When the rain had eased and the professor was about to leave, all five of us were so taken with the idea that in our heads we could hear whole sequences of atmospheric noise, scratching sounds. Animal noises. Snuffling. Trampling. Birds calling in the distance.

“That would make a difference. We must try it,” Knut said.

“You’re wrong, Herr Sieverding — it would be a revolution,” Kaltenburg exclaimed on his way out.

But the silence from Leningrad was to last for many years.

The little stand of pines was now out of sight, no garage, no derelict land, no Institute villa, we had reached the slope again and were walking down toward the Loschwitz cemetery, the sun appeared briefly in the west under the clouds. I had already told Katharina Fischer that Kaltenburg’s hopes were not to be fulfilled while he lived in this town.

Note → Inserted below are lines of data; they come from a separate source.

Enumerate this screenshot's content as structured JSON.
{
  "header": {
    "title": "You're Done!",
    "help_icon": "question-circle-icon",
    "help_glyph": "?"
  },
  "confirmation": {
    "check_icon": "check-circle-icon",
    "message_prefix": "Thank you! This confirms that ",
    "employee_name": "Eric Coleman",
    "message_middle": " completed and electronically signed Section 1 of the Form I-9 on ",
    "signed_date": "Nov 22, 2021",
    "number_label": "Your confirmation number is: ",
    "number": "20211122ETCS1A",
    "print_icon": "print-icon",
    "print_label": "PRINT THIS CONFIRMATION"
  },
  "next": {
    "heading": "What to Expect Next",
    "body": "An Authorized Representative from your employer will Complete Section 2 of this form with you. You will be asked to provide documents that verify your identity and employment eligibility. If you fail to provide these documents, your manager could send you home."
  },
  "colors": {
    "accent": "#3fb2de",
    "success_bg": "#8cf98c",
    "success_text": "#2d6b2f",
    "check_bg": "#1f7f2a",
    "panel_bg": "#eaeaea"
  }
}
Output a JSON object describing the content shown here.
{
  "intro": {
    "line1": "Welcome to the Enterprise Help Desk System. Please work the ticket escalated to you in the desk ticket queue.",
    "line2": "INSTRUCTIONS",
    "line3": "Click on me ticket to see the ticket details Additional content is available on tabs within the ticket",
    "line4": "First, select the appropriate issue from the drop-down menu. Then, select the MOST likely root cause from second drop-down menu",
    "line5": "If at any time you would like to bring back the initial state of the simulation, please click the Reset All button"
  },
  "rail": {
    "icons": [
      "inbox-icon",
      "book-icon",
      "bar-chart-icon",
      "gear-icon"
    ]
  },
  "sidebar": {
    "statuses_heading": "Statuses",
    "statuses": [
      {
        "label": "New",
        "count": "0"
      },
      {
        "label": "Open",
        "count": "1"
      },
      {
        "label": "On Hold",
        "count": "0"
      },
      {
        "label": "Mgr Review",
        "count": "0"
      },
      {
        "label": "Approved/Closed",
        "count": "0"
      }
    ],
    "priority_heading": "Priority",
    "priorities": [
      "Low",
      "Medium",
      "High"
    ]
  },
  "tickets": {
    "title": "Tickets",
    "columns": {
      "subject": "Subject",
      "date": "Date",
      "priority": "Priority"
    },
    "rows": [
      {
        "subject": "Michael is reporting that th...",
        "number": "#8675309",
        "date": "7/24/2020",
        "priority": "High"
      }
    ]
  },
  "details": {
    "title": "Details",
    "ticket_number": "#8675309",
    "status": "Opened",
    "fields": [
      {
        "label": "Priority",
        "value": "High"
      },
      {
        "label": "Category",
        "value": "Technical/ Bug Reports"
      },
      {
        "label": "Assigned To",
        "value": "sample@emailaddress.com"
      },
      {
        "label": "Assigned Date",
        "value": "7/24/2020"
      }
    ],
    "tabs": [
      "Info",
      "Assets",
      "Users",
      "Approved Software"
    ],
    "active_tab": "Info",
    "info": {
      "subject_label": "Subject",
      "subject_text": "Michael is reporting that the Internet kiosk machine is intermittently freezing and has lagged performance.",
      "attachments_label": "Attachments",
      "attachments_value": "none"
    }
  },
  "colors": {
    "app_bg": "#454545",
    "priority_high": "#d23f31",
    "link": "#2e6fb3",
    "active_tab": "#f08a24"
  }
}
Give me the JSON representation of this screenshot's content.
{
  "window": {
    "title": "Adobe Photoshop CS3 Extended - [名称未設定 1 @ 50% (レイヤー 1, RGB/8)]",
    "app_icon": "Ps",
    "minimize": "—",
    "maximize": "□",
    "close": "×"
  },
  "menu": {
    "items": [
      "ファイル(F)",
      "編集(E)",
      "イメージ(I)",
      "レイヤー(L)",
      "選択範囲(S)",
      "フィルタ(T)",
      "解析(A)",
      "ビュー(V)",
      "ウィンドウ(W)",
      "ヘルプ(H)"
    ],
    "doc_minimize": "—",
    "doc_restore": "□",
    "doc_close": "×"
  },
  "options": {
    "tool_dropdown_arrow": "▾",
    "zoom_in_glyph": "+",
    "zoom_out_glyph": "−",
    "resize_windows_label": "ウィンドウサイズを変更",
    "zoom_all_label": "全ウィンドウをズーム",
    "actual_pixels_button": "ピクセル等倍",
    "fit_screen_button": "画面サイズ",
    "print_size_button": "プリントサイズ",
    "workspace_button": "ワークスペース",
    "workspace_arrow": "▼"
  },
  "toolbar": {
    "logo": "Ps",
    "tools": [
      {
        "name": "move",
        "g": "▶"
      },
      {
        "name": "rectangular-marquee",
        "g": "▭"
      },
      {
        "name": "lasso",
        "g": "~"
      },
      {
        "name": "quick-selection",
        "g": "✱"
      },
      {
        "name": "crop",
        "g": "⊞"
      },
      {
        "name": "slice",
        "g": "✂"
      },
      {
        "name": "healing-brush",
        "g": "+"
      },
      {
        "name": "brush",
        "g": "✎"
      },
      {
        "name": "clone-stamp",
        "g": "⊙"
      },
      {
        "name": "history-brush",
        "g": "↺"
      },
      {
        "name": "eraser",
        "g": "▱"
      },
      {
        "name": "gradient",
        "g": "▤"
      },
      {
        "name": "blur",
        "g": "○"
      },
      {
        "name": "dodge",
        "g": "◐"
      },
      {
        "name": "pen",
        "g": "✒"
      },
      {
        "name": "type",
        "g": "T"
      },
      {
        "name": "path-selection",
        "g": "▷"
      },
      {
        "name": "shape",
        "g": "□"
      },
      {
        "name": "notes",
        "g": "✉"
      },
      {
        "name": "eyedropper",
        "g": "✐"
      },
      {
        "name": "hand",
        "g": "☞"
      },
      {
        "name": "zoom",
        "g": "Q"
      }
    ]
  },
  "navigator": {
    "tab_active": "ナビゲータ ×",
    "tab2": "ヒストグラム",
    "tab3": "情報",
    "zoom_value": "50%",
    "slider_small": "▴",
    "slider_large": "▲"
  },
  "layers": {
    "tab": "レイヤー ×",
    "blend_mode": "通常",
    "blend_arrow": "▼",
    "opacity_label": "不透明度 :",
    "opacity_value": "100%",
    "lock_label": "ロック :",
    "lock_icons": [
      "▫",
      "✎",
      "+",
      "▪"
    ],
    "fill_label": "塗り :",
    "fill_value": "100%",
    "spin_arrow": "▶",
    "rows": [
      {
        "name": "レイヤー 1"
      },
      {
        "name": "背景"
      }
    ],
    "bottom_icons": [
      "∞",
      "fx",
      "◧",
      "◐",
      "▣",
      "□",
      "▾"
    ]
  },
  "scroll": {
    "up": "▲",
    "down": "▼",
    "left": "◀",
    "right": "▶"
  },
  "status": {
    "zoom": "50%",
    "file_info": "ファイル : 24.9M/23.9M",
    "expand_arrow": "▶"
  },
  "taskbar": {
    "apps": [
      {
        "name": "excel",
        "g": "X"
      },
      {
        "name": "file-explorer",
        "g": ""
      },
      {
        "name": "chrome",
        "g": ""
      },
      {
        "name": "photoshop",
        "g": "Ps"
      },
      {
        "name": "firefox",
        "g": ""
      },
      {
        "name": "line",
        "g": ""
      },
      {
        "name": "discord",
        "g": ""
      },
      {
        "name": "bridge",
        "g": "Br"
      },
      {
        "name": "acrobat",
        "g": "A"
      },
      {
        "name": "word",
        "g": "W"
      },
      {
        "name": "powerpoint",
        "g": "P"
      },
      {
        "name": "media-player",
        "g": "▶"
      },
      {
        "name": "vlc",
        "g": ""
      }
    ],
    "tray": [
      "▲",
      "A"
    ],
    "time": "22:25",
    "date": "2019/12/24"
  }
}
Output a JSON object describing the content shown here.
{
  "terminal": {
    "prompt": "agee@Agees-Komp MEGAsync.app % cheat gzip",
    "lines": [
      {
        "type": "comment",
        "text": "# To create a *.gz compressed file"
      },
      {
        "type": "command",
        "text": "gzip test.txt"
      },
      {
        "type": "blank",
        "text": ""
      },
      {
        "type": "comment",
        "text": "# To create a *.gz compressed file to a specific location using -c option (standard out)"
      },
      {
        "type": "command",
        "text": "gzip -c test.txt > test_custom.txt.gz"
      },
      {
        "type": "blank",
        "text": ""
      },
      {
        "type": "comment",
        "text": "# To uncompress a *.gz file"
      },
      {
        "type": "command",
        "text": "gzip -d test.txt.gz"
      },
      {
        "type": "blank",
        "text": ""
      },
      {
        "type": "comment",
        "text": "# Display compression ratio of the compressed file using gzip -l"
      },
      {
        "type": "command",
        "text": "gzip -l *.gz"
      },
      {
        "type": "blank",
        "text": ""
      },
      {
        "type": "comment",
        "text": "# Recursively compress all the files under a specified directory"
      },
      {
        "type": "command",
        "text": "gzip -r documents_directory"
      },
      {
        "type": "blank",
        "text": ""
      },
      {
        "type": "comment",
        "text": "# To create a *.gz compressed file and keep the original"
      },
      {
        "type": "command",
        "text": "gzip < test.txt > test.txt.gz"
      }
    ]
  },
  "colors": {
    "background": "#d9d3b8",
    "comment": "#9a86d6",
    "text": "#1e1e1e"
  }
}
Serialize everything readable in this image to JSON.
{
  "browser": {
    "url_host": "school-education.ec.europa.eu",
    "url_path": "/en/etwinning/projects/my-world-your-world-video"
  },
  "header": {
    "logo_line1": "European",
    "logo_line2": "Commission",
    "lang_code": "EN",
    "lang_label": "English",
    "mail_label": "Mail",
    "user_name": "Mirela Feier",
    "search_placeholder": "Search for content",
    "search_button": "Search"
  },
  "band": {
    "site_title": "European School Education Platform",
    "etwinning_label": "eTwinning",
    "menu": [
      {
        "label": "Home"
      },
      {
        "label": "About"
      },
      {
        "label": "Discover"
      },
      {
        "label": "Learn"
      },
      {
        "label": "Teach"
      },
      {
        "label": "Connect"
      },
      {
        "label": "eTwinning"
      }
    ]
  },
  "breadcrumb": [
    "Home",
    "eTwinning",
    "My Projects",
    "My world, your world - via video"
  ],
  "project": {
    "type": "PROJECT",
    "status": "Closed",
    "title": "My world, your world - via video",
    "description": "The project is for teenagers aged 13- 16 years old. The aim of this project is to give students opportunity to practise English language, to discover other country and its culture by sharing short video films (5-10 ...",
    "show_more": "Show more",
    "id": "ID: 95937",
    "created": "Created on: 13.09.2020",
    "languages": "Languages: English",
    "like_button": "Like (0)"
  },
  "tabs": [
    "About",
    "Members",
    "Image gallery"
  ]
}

The fact is this was Ludwig Kaltenburg’s first defeat in Dresden, even though he would never have used that term himself — he probably didn’t even know the word “defeat.”

What a scene that would have been — you can just hear the breathless tone of the eager radio announcer: Accompanied by a group of Soviet colleagues, Professor Ludwig Kaltenburg presents to the world the treasures of the Dresden Zoological Collections, carefully preserved from destruction in 1945, kept safe in the Soviet Union, and now, thanks to the infinite generosity of our friends, returned to the resurrected city of Dresden.